Add drop_dups: true. This deletes data, so you have to be really careful when using this option.

Other options to the index command create different types of indexes as shown in the following table:

Index Type

Example

Description

sparse

index({twitter_name: 1}, { sparse: true})

This creates sparse indexes, that is, only the documents containing the indexed fields are indexed. Use this with care as you can get incomplete results.

2dsphere

index({:location => "2dsphere"})

This creates a two-dimensional spherical index.

Text index

MongoDB 2.4 introduced text indexes that are as close to free text search indexes as it gets. However, it does only basic text indexing—that is, it supports stop words and stemming. It also assigns a relevance score with each search.

Text indexes are still an experimental feature in MongoDB, and they are not recommended for extensive use. Use ElasticSearch, Solr (Sunspot), or ThinkingSphinx instead.

The following code snippet shows how we can specify a text index with weightage:

index({ "name" => 'text',
"last_name" => 'text'
},
{
weights: {
'name' => 10,
'last_name' => 5,
},
name: 'author_text_index'
}
)

There is no direct search support in Mongoid (as yet). So, if you want to invoke a text search, you need to hack around a little.

irb> srch = Mongoid::Contextual::TextSearch.new(Author.collection,
Author.all, 'john')
=> #<Mongoid::Contextual::TextSearch
selector: {}
class: Author
search: john
filter: {}
project: N/A
limit: N/A
language: default>
irb> srch.execute
=> {"queryDebugString"=>"john||||||", "language"=>"english",
"results"=>[{"score"=>7.5, "obj"=>{"_id"=>BSON::ObjectId('51fc058345d
b7c843f00030b'), "name"=>"Bettye Johns"}}, {"score"=>7.5, "obj"=>{"_id
"=>BSON::ObjectId('51fc058345db7c843f00046d'), "name"=>"John Pagac"}},
{"score"=>7.5, "obj"=>{"_id"=>BSON::ObjectId('51fc058345db7c843f000578'),
"name"=>"Jeanie Johns"}}, {"score"=>7.5, "obj"=>{"_id"=>BSON::ObjectId('5
1fc058445db7c843f0007e7')
...
{"score"=>7.5, "obj"=>{"_id"=>BSON::ObjectId('51fc058a45db7c843
f0025f1'), "name"=>"Alford Johns"}}], "stats"=>{"nscanned"=>25,
"nscannedObjects"=>0, "n"=>25, "nfound"=>25, "timeMicros"=>31103},
"ok"=>1.0}

By default, text search is disabled in MongoDB configuration. We need to turn it on by adding setParameter = textSearchEnabled=true in the MongoDB configuration file, typically /usr/local/mongo.conf.

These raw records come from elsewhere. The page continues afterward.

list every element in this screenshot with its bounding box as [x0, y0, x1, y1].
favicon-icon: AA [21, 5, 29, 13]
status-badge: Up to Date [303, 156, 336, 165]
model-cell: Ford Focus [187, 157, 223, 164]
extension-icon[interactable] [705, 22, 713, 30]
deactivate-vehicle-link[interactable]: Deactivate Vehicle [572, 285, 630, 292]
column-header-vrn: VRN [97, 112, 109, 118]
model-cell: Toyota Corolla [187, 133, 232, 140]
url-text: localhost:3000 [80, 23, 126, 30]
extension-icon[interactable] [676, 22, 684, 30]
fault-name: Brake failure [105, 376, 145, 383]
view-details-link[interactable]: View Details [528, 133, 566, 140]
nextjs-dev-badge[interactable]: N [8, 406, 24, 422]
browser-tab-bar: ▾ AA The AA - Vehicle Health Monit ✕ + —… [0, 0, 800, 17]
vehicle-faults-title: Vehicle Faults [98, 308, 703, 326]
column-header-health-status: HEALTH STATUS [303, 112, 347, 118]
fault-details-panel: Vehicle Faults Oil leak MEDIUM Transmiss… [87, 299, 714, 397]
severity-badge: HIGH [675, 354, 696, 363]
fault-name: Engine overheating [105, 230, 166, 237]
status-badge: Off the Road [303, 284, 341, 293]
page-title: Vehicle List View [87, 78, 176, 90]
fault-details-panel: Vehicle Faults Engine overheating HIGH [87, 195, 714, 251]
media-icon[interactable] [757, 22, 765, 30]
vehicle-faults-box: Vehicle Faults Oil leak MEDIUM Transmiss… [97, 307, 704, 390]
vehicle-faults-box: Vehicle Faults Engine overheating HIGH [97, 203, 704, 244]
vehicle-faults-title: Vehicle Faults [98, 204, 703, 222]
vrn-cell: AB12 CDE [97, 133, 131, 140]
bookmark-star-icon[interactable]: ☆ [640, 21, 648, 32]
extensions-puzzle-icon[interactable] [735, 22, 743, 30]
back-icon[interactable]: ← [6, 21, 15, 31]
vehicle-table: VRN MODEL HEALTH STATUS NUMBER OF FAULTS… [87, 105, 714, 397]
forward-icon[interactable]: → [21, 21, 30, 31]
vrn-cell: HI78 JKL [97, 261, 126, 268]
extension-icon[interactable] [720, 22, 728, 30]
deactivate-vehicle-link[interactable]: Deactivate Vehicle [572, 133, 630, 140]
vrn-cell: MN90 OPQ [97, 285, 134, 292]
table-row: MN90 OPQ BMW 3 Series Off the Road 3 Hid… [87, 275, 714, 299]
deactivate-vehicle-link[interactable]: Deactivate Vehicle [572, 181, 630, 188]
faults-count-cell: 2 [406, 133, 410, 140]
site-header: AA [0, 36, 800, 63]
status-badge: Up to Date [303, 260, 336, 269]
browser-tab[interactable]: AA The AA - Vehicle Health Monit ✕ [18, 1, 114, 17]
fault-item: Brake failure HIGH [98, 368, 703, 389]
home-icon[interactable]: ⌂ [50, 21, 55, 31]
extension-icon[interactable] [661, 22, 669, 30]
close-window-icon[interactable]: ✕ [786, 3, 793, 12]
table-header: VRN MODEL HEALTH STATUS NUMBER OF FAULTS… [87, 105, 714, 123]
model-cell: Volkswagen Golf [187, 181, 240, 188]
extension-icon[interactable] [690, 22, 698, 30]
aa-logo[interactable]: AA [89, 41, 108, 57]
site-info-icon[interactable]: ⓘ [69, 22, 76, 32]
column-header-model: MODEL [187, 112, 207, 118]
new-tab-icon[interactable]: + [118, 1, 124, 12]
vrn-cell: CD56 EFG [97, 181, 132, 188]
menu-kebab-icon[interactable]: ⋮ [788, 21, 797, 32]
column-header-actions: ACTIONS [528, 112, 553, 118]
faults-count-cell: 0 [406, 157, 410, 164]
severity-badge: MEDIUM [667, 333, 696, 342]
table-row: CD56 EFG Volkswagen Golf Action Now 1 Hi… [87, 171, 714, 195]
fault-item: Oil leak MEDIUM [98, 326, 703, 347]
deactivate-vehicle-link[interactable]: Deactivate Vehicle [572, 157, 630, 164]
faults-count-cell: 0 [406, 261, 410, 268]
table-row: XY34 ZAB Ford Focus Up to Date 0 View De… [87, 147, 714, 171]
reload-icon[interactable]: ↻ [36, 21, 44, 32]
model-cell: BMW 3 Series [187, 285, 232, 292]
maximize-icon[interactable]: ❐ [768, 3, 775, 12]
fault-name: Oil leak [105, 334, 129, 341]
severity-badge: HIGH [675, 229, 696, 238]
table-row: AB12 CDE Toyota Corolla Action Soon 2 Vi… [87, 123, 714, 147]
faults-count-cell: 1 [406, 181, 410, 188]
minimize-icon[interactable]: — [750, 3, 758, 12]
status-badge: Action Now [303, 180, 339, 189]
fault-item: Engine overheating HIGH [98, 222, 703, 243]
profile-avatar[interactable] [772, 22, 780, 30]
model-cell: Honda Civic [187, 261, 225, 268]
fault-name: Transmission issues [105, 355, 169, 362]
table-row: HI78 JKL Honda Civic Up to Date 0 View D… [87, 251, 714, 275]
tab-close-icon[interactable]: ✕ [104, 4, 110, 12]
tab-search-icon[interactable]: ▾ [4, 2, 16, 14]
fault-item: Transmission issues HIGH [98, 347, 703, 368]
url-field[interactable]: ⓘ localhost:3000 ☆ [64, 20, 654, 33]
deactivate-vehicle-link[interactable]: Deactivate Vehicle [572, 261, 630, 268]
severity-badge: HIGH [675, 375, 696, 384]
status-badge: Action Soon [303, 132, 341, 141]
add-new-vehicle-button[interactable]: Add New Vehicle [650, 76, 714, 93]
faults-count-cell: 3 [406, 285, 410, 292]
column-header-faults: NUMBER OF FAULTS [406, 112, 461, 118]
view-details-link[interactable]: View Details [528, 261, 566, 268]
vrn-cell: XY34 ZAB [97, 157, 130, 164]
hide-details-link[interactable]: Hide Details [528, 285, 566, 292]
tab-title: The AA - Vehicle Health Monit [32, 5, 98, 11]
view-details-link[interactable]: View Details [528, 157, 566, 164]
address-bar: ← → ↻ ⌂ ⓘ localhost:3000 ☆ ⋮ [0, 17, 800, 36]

This returns a result with statistical data as well the documents and their relevance score. Interestingly, it also specifies the language. There are a few more things we can do with the search result. For example, we can see the statistical information as follows:

irb> a.stats
=> {"nscanned"=>25, "nscannedObjects"=>0, "n"=>25, "nfound"=>25,
"timeMicros"=>31103}

We can also convert the data into our Mongoid model objects by using project, as shown in the following command:

> a.project(:name).to_a
=> [#<Author _id: 51fc058345db7c843f00030b, name: "Bettye Johns",
last_name: nil, password: nil>, #<Author _id: 51fc058345db7c843f00046d,
name: "John Pagac", last_name: nil, password: nil>, #<Author _id:
51fc058345db7c843f000578, name: "Jeanie Johns", last_name: nil, password:
nil> ...

Some of the important things to remember are as follows:

Text indexes can be very heavy in memory.
They can return the documents, so the result can be large.
We can use multiple keys (or filters) along with a text search. For example, the index with index ({ 'state': 1, name: 'text'}) will mandate the use of the state for every text search that is specified.
A search for "john doe" will result in a search for "john"or "doe"or both.
A search for "john"and "doe" will search for all "john"and "doe"in a random order.
A search for ""john doe"", that is, with escaped quotes, will search for documents containing the exact phrase "john doe".

A lot more data can be found at http://docs.mongodb.org/manual/tutorial/search-for-text/

Summary

This article provides an excellent reference for using Mongoid. The article has examples with code samples and explanations that help in understanding the various features of Mongoid.